Analysts say the key to restoring confidence in the banks is to strip them of the billions of euros of risky loans that are clogging up their balance sheets.
However, people close to the bail-out talks say a big challenge is finding a way to clean up the banks without crystallising large losses, which would renew pressures on their capital levels.
Putting more assets into Nama [the National Asset Management Agency], the vehicle set up to buy toxic commercial assets, could be difficult as loans would be transferred at heavily discounted prices, triggering large upfront losses for the banks. Meanwhile, investors are unlikely to show interest at anything but rock-bottom prices.
One option under discussion is the creation of a giant state-owned bad bank that could sweep up all the institutions’ toxic loans. This would allow the government to take on banks’ remaining risky assets – largely residential mortgages and corporate loans – at book value and write them down over time.

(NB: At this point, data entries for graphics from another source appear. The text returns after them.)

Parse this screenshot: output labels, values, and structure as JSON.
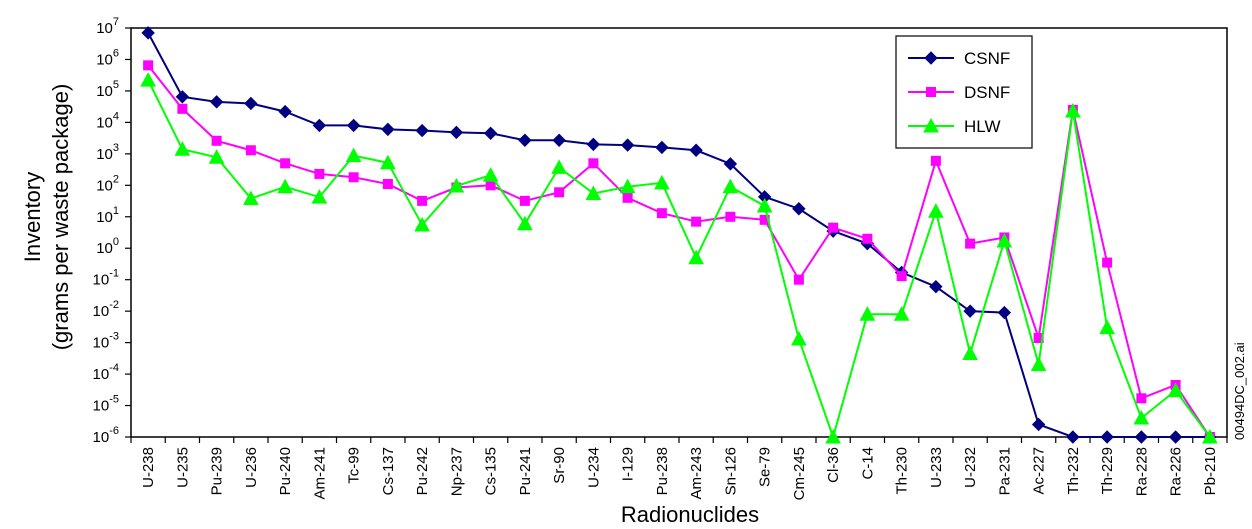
{
  "chart_data": {
    "type": "line",
    "title": "",
    "xlabel": "Radionuclides",
    "ylabel_line1": "Inventory",
    "ylabel_line2": "(grams per waste package)",
    "y_scale": "log",
    "ylim": [
      1e-06,
      10000000.0
    ],
    "y_ticks": [
      {
        "base": "10",
        "exp": "7"
      },
      {
        "base": "10",
        "exp": "6"
      },
      {
        "base": "10",
        "exp": "5"
      },
      {
        "base": "10",
        "exp": "4"
      },
      {
        "base": "10",
        "exp": "3"
      },
      {
        "base": "10",
        "exp": "2"
      },
      {
        "base": "10",
        "exp": "1"
      },
      {
        "base": "10",
        "exp": "0"
      },
      {
        "base": "10",
        "exp": "-1"
      },
      {
        "base": "10",
        "exp": "-2"
      },
      {
        "base": "10",
        "exp": "-3"
      },
      {
        "base": "10",
        "exp": "-4"
      },
      {
        "base": "10",
        "exp": "-5"
      },
      {
        "base": "10",
        "exp": "-6"
      }
    ],
    "categories": [
      "U-238",
      "U-235",
      "Pu-239",
      "U-236",
      "Pu-240",
      "Am-241",
      "Tc-99",
      "Cs-137",
      "Pu-242",
      "Np-237",
      "Cs-135",
      "Pu-241",
      "Sr-90",
      "U-234",
      "I-129",
      "Pu-238",
      "Am-243",
      "Sn-126",
      "Se-79",
      "Cm-245",
      "Cl-36",
      "C-14",
      "Th-230",
      "U-233",
      "U-232",
      "Pa-231",
      "Ac-227",
      "Th-232",
      "Th-229",
      "Ra-228",
      "Ra-226",
      "Pb-210"
    ],
    "legend_position": "top-right",
    "series": [
      {
        "name": "CSNF",
        "color": "#000080",
        "marker": "diamond",
        "values": [
          7000000.0,
          65000.0,
          45000.0,
          40000.0,
          22000.0,
          8000.0,
          8000.0,
          6000.0,
          5500.0,
          4800.0,
          4500.0,
          2700.0,
          2700.0,
          2000.0,
          1900.0,
          1600.0,
          1300.0,
          480,
          43,
          18,
          3.5,
          1.4,
          0.17,
          0.06,
          0.01,
          0.009,
          2.5e-06,
          1e-06,
          1e-06,
          1e-06,
          1e-06,
          1e-06
        ]
      },
      {
        "name": "DSNF",
        "color": "#ff00ff",
        "marker": "square",
        "values": [
          650000.0,
          27000.0,
          2600.0,
          1300.0,
          500,
          230,
          180,
          110,
          32,
          85,
          100,
          32,
          60,
          500,
          40,
          13,
          7,
          10,
          8,
          0.1,
          4.5,
          2,
          0.13,
          600,
          1.4,
          2.2,
          0.0014,
          25000.0,
          0.35,
          1.7e-05,
          4.5e-05,
          1e-06
        ]
      },
      {
        "name": "HLW",
        "color": "#00ff00",
        "marker": "triangle",
        "values": [
          220000.0,
          1400.0,
          780,
          38,
          90,
          42,
          880,
          520,
          5.5,
          95,
          210,
          6,
          370,
          55,
          90,
          120,
          0.5,
          90,
          22,
          0.0013,
          1e-06,
          0.008,
          0.008,
          15,
          0.00045,
          1.7,
          0.0002,
          23000.0,
          0.003,
          4e-06,
          3e-05,
          1e-06
        ]
      }
    ]
  },
  "side_label": "00494DC_002.ai"
}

Speculation has focused on whether the banks could force their senior, or most protected, bondholders to take losses as part of any recapitalisation. Cutting their debt would help shrink the banks’ balance sheets. However, the heavy reliance of the sector on government-guaranteed bonds and secured borrowing means that of the €46.2bn of bonds due to be repaid in the next three years by the three largest banks – Bank of Ireland, Allied Irish and Anglo Irish Bank – only 35 per cent is not already tied up in this way.
Bankers have warned too that a so-called “haircut” on senior bondholders, which only usually happens in bankruptcy, would risk upsetting other European banks’ access to the senior debt markets, where they have collectively raised more than €560bn this year.
Another big concern for the Irish authorities is the dramatic reduction of competition likely to come as a result of the bail-out. Bank of Ireland and Allied Irish, the two largest lenders, will be focused on deleveraging, while the wind-down of already nationalised Anglo Irish is expected to be accelerated.
Plans to merge the three smaller lenders – Permanent TSB, the banking arm of Irish Life and Permanent, EBS and Irish Nationwide – are also being discussed.
Two foreign providers – Danske Bank of Denmark and Ulster Bank, which is owned by Royal Bank of Scotland – say they are still committed to Ireland but both have drastically scaled back their lending operations.
With European competition regulators likely to take the axe to the branch networks and existing loan portfolios of the domestic banks, the government may be hoping these foreign banks will step up their activities.